The grainy film shown on the giant screens at Rochester's Mayo Civic Center opened a window on another convention in another time. But the speaker on the podium and the person on the screen shared the same name: Hubert Humphrey.

Hubert (Buck) Humphrey IV, namesake of Minnesota's most famous political leader, introduced a short film featuring his grandfather speaking 60 years ago at the 1948 Democratic National Convention.

At that steamy Philadelphia meeting, the elder Humphrey -- then the 37-year-old mayor of Minneapolis, looking thin and passionate -- helped spark a walkout of Southern Democrats by eloquently insisting on a strong civil rights plank in the party platform.

"To those who say we are rushing the issue of human rights, I say to them, we are 172 years late," Humphrey said.

Despite a four-way race that fall, President Harry Truman edged out Republican Thomas Dewey of New York.

Buck Humphrey told delegates his grandfather's speech began a 60-year journey that culminated this week with the victory celebrated by Barack Obama, the first African-American to be nominated for president by a major party.

"If pushed hard enough, America will rise to the challenge." Buck Humphrey said.

Will hard work for Nelson-Pallmeyer pay off? For Chris McNellis, the energetic 27-year-old campaign manager for Senate candidate Jack Nelson-Pallmeyer, this weekend caps months of hard work building grass-roots support for the peace activist and St. Thomas professor.

Al Franken is widely thought to be the odds-on favorite to secure the DFL endorsement today, but McNellis has other ideas. Franken has name recognition and fundraising advantages, but McNellis says Nelson-Pallmeyer shines in the kind of one-on-one politics that wins over delegates.
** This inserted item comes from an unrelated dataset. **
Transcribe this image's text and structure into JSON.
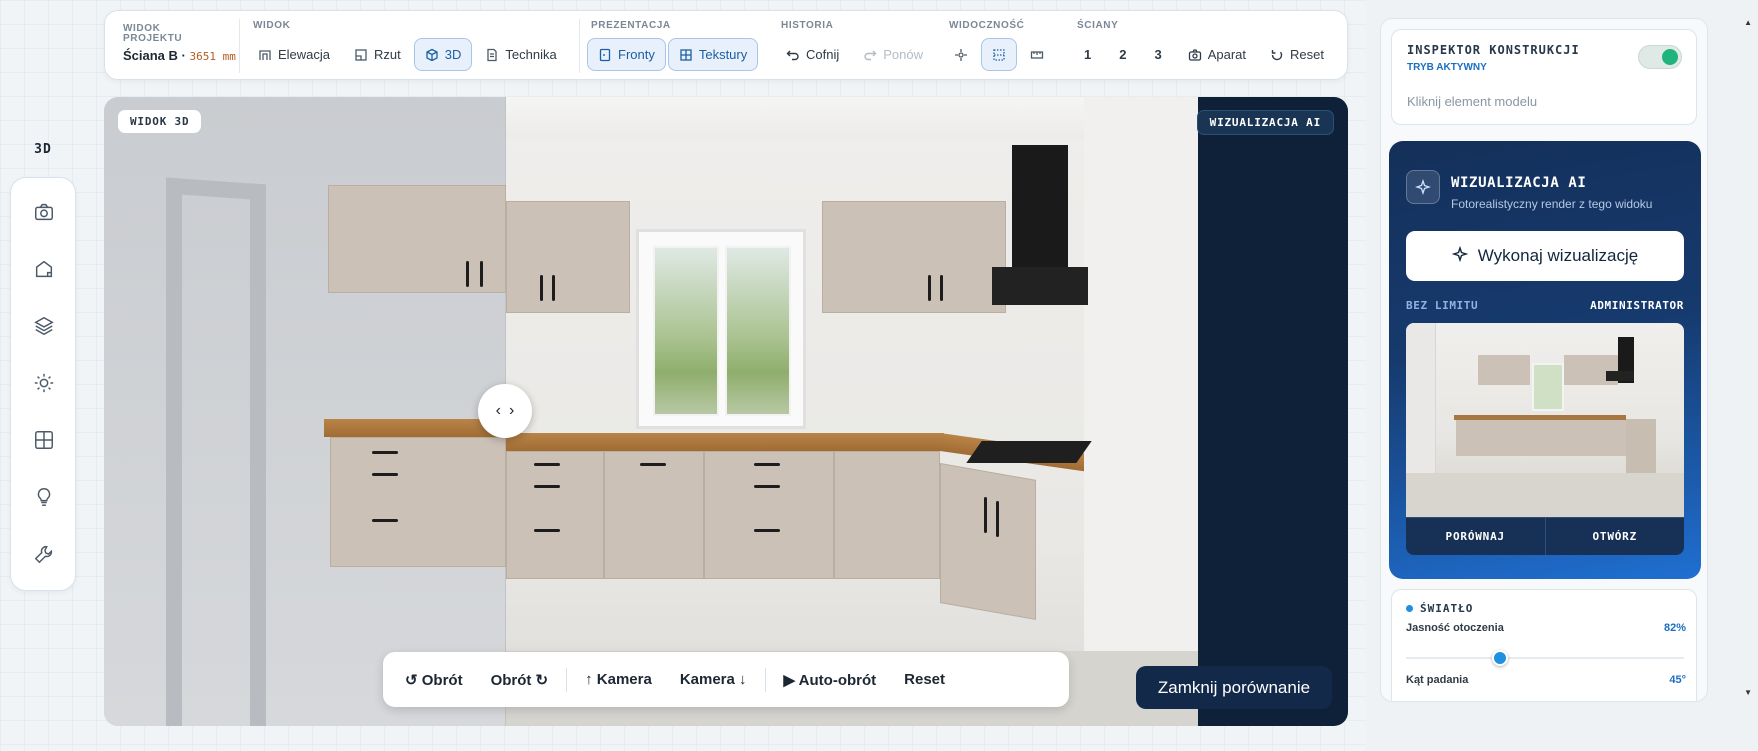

"We're feeling very optimistic about the race tomorrow," she said Friday.

Should they lose, both Nelson-Pallmeyer and Franken have pledged not to challenge the endorsed candidate in the fall primary.

Clinton supporter now in Obama's camp In another sign that the Barack Obama train has left the station, Ramsey County Attorney Susan Gaertner was photographed alongside a life-size cutout of the now-presumptive Democratic presidential candidate outside the convention hall Friday afternoon.

Gaertner is the Minnesota co-chair for Hillary Clinton and had a booth at the DFL convention touting her own 2010 gubernatorial bid.

"She's supporting Obama now, as of yesterday, [or] this week," said Gaertner's husband, John Wodele, who took the picture.

"She is actively supporting Hillary as a vice presidential candidate," he said.

DFLers show energy efficiency on trip down As DFL delegates descended on Rochester, some differences were apparent from last weekend, when Republicans ventured to the Mayo Civic Center, beginning with the drive down from the Twin Cities. On Friday, there were so many Priuses heading south you'd have thought Toyota was about to invade Iowa.

Gas prices and energy independence were major topics last week and will be again with the DFLers. But last week, some of the biggest cheers came after mentions of drilling in the Arctic National Wildlife Refuge and increasing efforts at domestic energy production, such as nuclear and drilling off the coasts. Odds are pretty good that won't be happening this weekend.